Николай поехал в город на разведку. Студенты приняли его хорошо. Показали работы. Даже оставили переночевать в общежитии…
Так и определилась его судьба.

Учеба

— Чем тебе запомнилась учеба, Николай?
— Пленэры, конечно. Помнишь Новокуровку, Тыр, Малышево, Сикачи-Алян…
Конечно помню, ведь мы однокурсники и у нас общие воспоминания, общие учителя.
— Сергей Павлович Заровный. Сначала он поразил меня как человек — своей добротой и мягкостью. Его работ я вначале не понимал. Александр Викторович Гуриков показался мне… заносчивым. Живопиьсью заниматься меня благословил Евгений Михайлович Фентисов. Он сказал на последнем пленэре:
— Николай, у тебя все нормально идет. Вот этот этюд может висеть на любой выставке. Так что вперед и никаких сомнений!
Студенческий этот этюд помню и я. Теперь он хранится в фондах Дальневосточного художественного музея. Такое случается не часто: начало было очень многообещающим.
Помню и автора этюда, увлеченного, бесшабашного. Все радости жизни — впереди. От этого энтузиазм и какой-то мальчишеский задор.

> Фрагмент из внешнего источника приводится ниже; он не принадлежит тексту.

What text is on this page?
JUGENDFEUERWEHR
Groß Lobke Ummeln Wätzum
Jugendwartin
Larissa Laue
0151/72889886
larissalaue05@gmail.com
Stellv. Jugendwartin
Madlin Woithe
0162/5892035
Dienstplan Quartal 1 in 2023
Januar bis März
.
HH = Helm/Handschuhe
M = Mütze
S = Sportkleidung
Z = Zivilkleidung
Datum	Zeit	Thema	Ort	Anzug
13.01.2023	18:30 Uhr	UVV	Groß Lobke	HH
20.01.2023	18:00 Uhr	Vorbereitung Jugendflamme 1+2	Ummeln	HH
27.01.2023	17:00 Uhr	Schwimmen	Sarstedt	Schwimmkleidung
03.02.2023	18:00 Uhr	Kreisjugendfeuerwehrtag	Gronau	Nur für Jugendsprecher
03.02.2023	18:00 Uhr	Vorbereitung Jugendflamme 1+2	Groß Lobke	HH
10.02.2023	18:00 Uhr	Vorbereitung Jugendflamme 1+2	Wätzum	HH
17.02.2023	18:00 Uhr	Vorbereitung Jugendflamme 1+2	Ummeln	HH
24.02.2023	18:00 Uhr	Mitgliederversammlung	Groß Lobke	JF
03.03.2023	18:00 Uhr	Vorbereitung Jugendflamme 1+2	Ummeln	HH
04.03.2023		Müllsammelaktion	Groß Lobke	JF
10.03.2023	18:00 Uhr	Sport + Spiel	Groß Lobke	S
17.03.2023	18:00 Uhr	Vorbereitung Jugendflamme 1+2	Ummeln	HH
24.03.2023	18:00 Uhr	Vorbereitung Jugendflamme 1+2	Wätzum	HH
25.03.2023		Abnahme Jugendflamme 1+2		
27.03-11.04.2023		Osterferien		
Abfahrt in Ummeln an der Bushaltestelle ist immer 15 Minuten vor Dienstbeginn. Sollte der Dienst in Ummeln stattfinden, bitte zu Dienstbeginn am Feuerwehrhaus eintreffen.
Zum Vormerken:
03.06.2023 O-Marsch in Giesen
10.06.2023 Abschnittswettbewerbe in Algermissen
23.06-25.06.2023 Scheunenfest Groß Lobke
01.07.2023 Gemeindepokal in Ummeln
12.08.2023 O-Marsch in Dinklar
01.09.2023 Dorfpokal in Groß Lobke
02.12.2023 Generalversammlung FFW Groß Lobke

К Вагину на курсе все относились с симпатией — надежный товарищ, со своим, несколько мальчишеским кодексом чести. Однажды он спас меня от пьяной компании, очень желавшей намять мне бока. Друзья разбежались, а он спас. Признаюсь, мне особенно приятно писать об этом художнике и человеке, поскольку мы однокурсники. Сейчас, выйдя на седьмой десяток прожитых лет, мы понимаем — как коротка жизнь и как мы все в ней связаны.

Живопись

Николай Вагин последовательно развивает традиции своего учителя Евгения Михайловича Фентисова. Поэтому картины его не похожи на кусок реальности, вставленный в рамку. Это не проза жизни, а скорее — стихи.
Как и Фентисов, Вагин любит пейзаж. Как и учитель, изображая деревья, дома, горы и облака, старается передать свое настроение. Автор изменяет, преображает реальность, делая ее густой и как бы спрессованной. Это дает картине напряжение. Она приобретает некоторую фееричность.

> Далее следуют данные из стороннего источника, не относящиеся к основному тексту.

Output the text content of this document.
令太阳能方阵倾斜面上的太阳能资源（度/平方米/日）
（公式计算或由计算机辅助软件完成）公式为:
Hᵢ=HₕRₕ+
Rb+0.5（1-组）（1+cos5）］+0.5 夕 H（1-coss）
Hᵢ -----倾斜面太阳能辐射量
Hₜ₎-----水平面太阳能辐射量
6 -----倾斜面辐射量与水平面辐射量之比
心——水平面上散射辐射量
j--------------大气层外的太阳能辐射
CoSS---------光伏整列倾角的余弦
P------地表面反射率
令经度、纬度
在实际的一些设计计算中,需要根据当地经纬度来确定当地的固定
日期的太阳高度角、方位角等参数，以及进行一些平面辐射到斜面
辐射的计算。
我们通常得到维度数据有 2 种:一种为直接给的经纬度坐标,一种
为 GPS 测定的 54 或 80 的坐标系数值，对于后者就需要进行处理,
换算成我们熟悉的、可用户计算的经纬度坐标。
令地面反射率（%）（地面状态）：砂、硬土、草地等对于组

Впервые, полуосознанно, стал сближать планы в живописи Поль Сезанн. От этого воздух на его картинах приобретал густую синеву, словно сжатый волей художника. Предметы по причине сжатия уплощались и превращались в цветной рельеф. Очевидно, так Сезанн передавал свое внутреннее напряжение. Потом постсезаннисты растиражировали этот прием. Так они освобождались от рыхлой зыбкости импрессионизма — их картины были шагом к появлению кубизма. Все эти открытия стали привычным языком живописи нового времени для многих художников.
Вагин свободно говорит на этом языке, но зрителю, чтобы полюбить его картины, нужно принять условность их языка. Это требует внутренней культуры и опыта общения с искусством.

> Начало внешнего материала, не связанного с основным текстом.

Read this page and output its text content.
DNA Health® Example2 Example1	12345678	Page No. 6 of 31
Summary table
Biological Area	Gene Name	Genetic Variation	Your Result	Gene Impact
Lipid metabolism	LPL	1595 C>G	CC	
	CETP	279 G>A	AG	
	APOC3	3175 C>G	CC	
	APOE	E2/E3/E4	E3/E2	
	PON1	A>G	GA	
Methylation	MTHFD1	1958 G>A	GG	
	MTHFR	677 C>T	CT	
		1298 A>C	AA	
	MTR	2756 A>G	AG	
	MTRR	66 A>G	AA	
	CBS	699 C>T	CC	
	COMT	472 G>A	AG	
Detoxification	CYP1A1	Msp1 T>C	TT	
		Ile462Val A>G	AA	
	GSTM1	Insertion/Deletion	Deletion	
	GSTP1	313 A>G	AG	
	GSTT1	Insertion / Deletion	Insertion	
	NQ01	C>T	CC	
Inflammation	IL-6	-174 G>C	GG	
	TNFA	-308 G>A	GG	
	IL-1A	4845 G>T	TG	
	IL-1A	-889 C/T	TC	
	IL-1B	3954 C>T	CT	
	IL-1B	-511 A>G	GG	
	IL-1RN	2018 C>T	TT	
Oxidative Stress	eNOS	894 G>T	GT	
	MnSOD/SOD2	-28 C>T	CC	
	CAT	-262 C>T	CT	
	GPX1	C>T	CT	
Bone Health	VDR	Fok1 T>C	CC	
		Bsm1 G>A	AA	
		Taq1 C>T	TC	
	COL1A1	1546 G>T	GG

Картины Вагина напоминают белые и голубые детские сны. Они беззвучны. Лишены материальности и запаха плоти. Все строится на цвете, как музыка на звуке. Художник не собирается никого обманывать. Любоваться надо живописью и ритмами пятен, а не корой и листьями изображенных деревьев.
Художник любит писать подолгу. Он слой за слоем наносит цвет, а потом вдруг берет в руки бритву и срезает все красочные слои. Недовольство результатом предполагает существование труднодостижимого идеала.
Писать долго и не засушить холст — не просто: не должна работа пахнуть по́том. Творческие мучения Вагин выносит за скобки восприятия.
Последние по времени картины Николая Вагина приобрели новое звучание — в них появилась свобода и молодая энергия. Словно вышел он из тумана и оказался в блистающем утренней росой мире. Такую позднюю молодость надо заработать. Не каждому она дается…
Николай Вагин — художник разноплановый. Он принимал участие в украшении рельефами, мозаикой и росписями многих зданий нашего города. Есть его труд и в убранстве Преображенского собора, филармонии, Дальневосточного художественного музея.
Недавно коллектив хабаровских художников избрал его председателем краевого отделения организации Союза художников России. Обязанностей и забот стало больше…
В мастерской на мольберте ждет его белый холст. Каким он будет? Этого в полной мере не знает и сам художник. Потому что творчество всегда шаг в никем не открытый мир, который надо прикосновениями кисти сделать зримым для всех.